L’expression « bouc émissaire », entre autres, provoque chez Lévi-Strauss des réactions épidermiques reprises par le milieu ethnologique français et qui sont causées par l’incompréhension de la théorie telle qu’elle est réellement.
Celui par qui le scandale arrive
Le livre est présenté comme une introduction accessible à l’une des contributions majeures à la philosophie et à l’anthropologie contemporaines. Girard reprend les grandes lignes de sa pensée sous la forme d’un dialogue, ce qui rend le livre particulièrement accessible.
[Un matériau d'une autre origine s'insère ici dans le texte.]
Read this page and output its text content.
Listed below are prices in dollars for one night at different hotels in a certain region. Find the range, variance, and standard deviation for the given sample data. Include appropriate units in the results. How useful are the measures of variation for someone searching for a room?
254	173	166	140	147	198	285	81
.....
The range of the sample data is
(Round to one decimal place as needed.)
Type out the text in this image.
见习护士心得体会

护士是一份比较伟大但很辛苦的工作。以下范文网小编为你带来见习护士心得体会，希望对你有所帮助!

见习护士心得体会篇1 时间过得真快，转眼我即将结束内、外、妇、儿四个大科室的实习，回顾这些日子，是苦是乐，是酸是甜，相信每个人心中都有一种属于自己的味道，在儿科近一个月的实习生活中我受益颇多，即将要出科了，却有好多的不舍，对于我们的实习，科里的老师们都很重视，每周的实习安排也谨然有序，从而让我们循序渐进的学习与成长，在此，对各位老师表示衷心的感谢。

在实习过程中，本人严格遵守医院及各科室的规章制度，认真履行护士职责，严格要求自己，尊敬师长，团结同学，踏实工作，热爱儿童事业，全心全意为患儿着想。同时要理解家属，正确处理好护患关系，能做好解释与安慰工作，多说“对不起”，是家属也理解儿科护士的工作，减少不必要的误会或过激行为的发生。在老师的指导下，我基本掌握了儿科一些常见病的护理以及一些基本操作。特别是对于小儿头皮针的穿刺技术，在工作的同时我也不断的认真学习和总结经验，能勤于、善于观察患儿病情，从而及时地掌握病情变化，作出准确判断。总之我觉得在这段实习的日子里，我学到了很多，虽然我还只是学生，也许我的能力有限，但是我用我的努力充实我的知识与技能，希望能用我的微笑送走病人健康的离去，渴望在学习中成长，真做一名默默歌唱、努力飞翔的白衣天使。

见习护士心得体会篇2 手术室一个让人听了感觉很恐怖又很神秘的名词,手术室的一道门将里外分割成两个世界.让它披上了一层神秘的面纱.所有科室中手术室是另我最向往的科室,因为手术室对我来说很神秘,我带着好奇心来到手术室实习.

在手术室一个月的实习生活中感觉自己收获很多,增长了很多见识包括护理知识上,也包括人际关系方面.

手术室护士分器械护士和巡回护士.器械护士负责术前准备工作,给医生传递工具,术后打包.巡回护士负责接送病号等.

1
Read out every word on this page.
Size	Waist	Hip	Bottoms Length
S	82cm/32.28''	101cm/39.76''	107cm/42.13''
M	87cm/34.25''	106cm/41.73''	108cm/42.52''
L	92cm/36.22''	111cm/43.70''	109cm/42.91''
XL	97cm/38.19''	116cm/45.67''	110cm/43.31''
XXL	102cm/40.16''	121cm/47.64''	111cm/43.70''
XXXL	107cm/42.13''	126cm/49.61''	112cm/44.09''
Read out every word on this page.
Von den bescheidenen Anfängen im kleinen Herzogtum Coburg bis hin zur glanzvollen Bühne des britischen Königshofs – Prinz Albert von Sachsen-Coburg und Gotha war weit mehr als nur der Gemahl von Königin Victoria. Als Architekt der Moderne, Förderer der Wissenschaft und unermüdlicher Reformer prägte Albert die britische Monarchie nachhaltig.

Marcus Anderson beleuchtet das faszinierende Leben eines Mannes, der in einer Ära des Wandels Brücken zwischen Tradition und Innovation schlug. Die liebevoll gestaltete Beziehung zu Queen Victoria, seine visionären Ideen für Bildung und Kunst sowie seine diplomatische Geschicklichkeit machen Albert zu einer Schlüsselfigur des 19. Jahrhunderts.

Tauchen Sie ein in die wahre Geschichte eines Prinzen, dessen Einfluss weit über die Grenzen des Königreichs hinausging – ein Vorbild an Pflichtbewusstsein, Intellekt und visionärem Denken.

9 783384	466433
Certains critiques trouvent que le livre se répète par rapport aux œuvres précédentes de Girard, mais reconnaissent que sa pensée mérite d’être continuellement expliquée et développée. D’autres apprécient la clarté et l’accessibilité du dialogue avec Maria Stella Barberi.
En résumé, « Celui par qui le scandale arrive » est un livre important pour comprendre la théorie de la violence mimétique de René Girard et son application aux problèmes contemporains. Il est accessible et offre une bonne introduction à la pensée de Girard, bien que certains puissent trouver qu’il se répète par rapport à ses œuvres antérieures.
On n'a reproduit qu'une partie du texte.